Sul secondo pregiudizio riguardante la presenza di gangster e di parolacce, serve fare una precisazione assolutamente necessaria per una corretta informazione. Innanzitutto è vero che nei primi testi rappati dai primi Mc (Master of Cerimonies) compaiono termini volgari, ma non dobbiamo dimenticare il contesto che ha dato luogo a questa forma espressiva artistica. Il Rap, aspetto fondamentale della cultura Hip Hop, nasce precisamente come comunicazione che serve a illustrare da una parte, le storie di vita di chi ha vissuto quelle esperienze drammatiche, dure, di sopravvivenza ai limiti dell’impossibile. Ma dall’altro lato, serve anche a esprimere tutta la rabbia accumulata per quella situazione, come sfogo emotivo e psicologico personale. Le parole volgari presenti nei primi testi vanno dunque contestualizzate nello scenario di vita quotidiana in cui sono cresciuti i loro autori. Non erano parole tese ad offendere qualcuno senza motivo, ma avevano un preciso duplice scopo: sfogare la propria rabbia, tensione, frustrazione per la grave situazione in cui si viveva, e allo stesso tempo, attirare l’attenzione di qualunque mezzo di comunicazione di massa per avere una maggiore visibilità dinanzi alle amministrazioni e poter nutrire la speranza di un cambiamento migliore. Poi è chiaro che con il tempo, con lo sviluppo del fenomeno tipico degli anni recenti, detto Trap, che non ha nulla a che fare con il messaggio autentico della cultura Hip Hop, la volgarità terminologica ha assunto un aspetto più estetico, teso a far vendere di più il proprio singolo perché dotato di una carica emotiva più aggressiva, allontanandosi totalmente dal significato originario del Rap. Sulla presenza dei gangster si può dire, molto brevemente, che nell’immaginario collettivo essa ci richiama i tipici criminali mafiosi che spadroneggiano la città, con sacchi di soldi e loschi individui ai loro servizi. In realtà, i veri gangster furono solamente i primi membri delle gang (da cui la parola gangster) e gli spacciatori di droga, detti pusher, figure poi scomparse o comunque fortemente ridotte grazie al contributo di Bambataa e di Herc.

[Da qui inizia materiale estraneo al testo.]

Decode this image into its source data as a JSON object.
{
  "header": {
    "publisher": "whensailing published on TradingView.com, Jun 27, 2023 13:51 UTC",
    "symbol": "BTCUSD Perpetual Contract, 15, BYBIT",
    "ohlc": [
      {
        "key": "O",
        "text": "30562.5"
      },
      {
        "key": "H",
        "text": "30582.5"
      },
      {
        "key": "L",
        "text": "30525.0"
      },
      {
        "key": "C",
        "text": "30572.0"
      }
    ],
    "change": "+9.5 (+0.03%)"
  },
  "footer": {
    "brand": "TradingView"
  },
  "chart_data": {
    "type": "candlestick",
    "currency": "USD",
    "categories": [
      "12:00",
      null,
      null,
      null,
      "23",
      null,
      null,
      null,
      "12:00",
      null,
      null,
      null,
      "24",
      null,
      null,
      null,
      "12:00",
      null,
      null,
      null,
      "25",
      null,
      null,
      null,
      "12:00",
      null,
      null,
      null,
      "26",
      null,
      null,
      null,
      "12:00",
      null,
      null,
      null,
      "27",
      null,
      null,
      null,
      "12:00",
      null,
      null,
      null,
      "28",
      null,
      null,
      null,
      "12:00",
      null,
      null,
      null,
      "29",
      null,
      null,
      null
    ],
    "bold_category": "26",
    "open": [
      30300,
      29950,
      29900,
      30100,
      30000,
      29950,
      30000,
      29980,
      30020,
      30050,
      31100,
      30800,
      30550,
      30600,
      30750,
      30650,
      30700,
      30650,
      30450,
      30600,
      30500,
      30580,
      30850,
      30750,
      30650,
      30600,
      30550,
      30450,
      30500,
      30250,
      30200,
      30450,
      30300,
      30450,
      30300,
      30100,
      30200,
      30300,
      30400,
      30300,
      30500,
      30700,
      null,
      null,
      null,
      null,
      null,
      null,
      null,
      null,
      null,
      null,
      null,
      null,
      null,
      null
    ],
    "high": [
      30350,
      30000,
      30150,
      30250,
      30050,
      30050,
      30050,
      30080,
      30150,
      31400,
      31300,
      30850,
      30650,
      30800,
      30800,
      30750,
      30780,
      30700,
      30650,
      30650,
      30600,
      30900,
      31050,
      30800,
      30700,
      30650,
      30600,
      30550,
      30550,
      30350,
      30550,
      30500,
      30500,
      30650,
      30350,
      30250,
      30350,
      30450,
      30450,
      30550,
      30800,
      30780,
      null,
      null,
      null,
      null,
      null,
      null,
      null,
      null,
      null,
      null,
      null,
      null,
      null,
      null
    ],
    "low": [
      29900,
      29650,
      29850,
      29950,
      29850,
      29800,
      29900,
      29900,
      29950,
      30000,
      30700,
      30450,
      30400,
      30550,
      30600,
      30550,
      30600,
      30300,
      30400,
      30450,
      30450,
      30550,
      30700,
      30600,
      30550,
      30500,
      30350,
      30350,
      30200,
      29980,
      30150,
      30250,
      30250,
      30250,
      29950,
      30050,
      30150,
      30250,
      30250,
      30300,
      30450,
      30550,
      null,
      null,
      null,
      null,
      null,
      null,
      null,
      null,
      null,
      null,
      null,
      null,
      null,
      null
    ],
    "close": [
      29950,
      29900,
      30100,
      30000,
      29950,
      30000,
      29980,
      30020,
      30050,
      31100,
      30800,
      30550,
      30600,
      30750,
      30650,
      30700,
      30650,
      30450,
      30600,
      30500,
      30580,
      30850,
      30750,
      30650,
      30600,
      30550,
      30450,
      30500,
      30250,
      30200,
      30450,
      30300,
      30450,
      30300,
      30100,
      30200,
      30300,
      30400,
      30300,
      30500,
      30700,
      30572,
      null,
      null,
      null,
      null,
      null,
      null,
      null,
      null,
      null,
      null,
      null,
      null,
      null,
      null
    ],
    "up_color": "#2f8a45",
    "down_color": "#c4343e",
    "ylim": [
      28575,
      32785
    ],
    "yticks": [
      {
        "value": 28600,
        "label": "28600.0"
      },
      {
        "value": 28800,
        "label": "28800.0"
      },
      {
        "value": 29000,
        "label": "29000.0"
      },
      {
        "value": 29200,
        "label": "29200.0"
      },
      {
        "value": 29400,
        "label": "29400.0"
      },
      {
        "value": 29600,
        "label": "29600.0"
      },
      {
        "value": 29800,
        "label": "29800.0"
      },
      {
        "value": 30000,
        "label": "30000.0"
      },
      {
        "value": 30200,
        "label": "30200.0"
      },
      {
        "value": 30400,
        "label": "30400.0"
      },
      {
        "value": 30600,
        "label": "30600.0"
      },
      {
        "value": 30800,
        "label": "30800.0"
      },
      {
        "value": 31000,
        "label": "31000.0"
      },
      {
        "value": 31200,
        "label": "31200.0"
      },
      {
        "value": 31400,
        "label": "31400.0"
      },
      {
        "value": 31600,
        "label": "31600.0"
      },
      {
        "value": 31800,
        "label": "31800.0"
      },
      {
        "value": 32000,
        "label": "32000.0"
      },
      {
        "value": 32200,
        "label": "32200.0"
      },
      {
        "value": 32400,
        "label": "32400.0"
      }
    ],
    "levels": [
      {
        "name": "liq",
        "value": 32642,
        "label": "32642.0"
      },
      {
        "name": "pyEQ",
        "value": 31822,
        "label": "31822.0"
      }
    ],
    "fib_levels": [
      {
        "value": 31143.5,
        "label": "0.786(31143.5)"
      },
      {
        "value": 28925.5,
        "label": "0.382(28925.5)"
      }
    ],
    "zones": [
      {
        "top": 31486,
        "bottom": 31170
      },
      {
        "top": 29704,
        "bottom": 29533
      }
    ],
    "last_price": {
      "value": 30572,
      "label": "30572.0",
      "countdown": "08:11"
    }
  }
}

Infine, per concludere con l’ultimo pregiudizio secondo cui la cultura Hip Hop sarebbe esclusivamente maschilista, non si può certamente negare che la grande maggioranza dei protagonisti che ne hanno segnato la storia, dai primi anni all’epoca contemporanea, siano stati uomini (writer, dj, b-boy, mc). Però questo non significa assolutamente che non vi sia stata e vi sia tutt’ora, una nutrita presenza femminile. Mi vengono in mente Roxanne Shantè, Mc Lyte, il gruppo dei The Fugees, le Salt’N Pepa, Missy Elliott, Queen Latifaah, ognuna con un proprio importantissimo contributo, specialmente dal punto di vista musicale e testuale. Certo, con il passare degli anni anche in questo ambito ci sono state evoluzioni dall’autenticità all’aspetto commerciale, però la presenza femminile è rimasta e si è forse ampliata.

Chissà cosa accadrà nei prossimi anni a questa cultura. Lo scopriremo solo vivendo, o meglio ballando, cantando, divertendoci insomma perché lo spirito originario è stato e resterà sempre e solo questo.